Probably the single most annoying omission on this list is Horton Foote's The Orphans' Home Cycle where Grove had been promising for almost a year to bring out the entire cycle in one omnibus edition and kept delaying and finally canceling the title. Then they expected me to buy the plays in three separate volumes (at three times the price of the canceled title!). Even if I had the shelf space, I don't think I would bite, so I'll just have to wait to see if they ever do publish this as promised. It doesn't look like any part of the cycle is going to be produced anywhere near me, so reading it is probably the only way I'll get acquainted with these plays.
No question that in general I have done better watching plays than reading them, but that was only possible when living in a theatre mecca like Chicago (and hopefully soon Toronto). I'm fairly close to wrapping up my project of scanning all the theatre programs I've collected over the years and will get that list up fairly soon (at some point after the books on the shelves project is completed).
Vancouver doesn't compare at all in terms of live theatre. I actually traveled to SF last month to watch Stoppard's Arcadia and if all goes well I will make the trek again next April to see his entire Coast of Utopia Trilogy in Berkeley. That would be worth another special trip. (The biggest question is whether the entire family makes the trip to do some tourism in SF though my wife would have to keep the kids occupied in the evenings! The second biggest question is whether I read the plays ahead of time or leave the plot to be revealed on stage.) I kept thinking that it would be done next in Chicago or Minneapolis (after London and New York) but it will be this upstart company in Berkeley. Who knew?

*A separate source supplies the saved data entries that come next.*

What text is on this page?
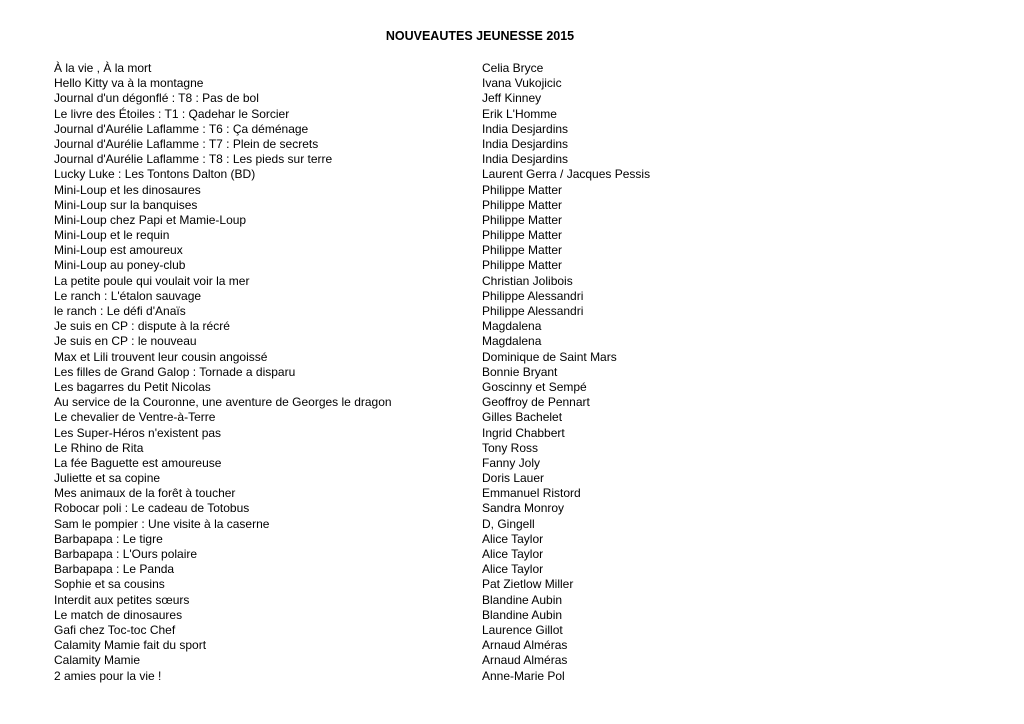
NOUVEAUTES JEUNESSE 2015
À la vie , À la mort	Celia Bryce
Hello Kitty va à la montagne	Ivana Vukojicic
Journal d'un dégonflé : T8 : Pas de bol	Jeff Kinney
Le livre des Étoiles : T1 : Qadehar le Sorcier	Erik L'Homme
Journal d'Aurélie Laflamme : T6 : Ça déménage	India Desjardins
Journal d'Aurélie Laflamme : T7 : Plein de secrets	India Desjardins
Journal d'Aurélie Laflamme : T8 : Les pieds sur terre	India Desjardins
Lucky Luke : Les Tontons Dalton (BD)	Laurent Gerra / Jacques Pessis
Mini-Loup et les dinosaures	Philippe Matter
Mini-Loup sur la banquises	Philippe Matter
Mini-Loup chez Papi et Mamie-Loup	Philippe Matter
Mini-Loup et le requin	Philippe Matter
Mini-Loup est amoureux	Philippe Matter
Mini-Loup au poney-club	Philippe Matter
La petite poule qui voulait voir la mer	Christian Jolibois
Le ranch : L'étalon sauvage	Philippe Alessandri
le ranch : Le défi d'Anaïs	Philippe Alessandri
Je suis en CP : dispute à la récré	Magdalena
Je suis en CP : le nouveau	Magdalena
Max et Lili trouvent leur cousin angoissé	Dominique de Saint Mars
Les filles de Grand Galop : Tornade a disparu	Bonnie Bryant
Les bagarres du Petit Nicolas	Goscinny et Sempé
Au service de la Couronne, une aventure de Georges le dragon	Geoffroy de Pennart
Le chevalier de Ventre-à-Terre	Gilles Bachelet
Les Super-Héros n'existent pas	Ingrid Chabbert
Le Rhino de Rita	Tony Ross
La fée Baguette est amoureuse	Fanny Joly
Juliette et sa copine	Doris Lauer
Mes animaux de la forêt à toucher	Emmanuel Ristord
Robocar poli : Le cadeau de Totobus	Sandra Monroy
Sam le pompier : Une visite à la caserne	D, Gingell
Barbapapa : Le tigre	Alice Taylor
Barbapapa : L'Ours polaire	Alice Taylor
Barbapapa : Le Panda	Alice Taylor
Sophie et sa cousins	Pat Zietlow Miller
Interdit aux petites sœurs	Blandine Aubin
Le match de dinosaures	Blandine Aubin
Gafi chez Toc-toc Chef	Laurence Gillot
Calamity Mamie fait du sport	Arnaud Alméras
Calamity Mamie	Arnaud Alméras
2 amies pour la vie !	Anne-Marie Pol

A minor update. While this doesn't change the overall picture, I am somewhat surprised that Ensemble Theatre Company here in Vancouver is about to put on Middleton's Women Beware Women. This may be the first Middleton play I've ever seen! (I'm definitely going.) I did catch The Roaring Girl in Chicago, but that is more frequently attributed to Dekker and Middleton (and it was a fairly loose adaptation besides).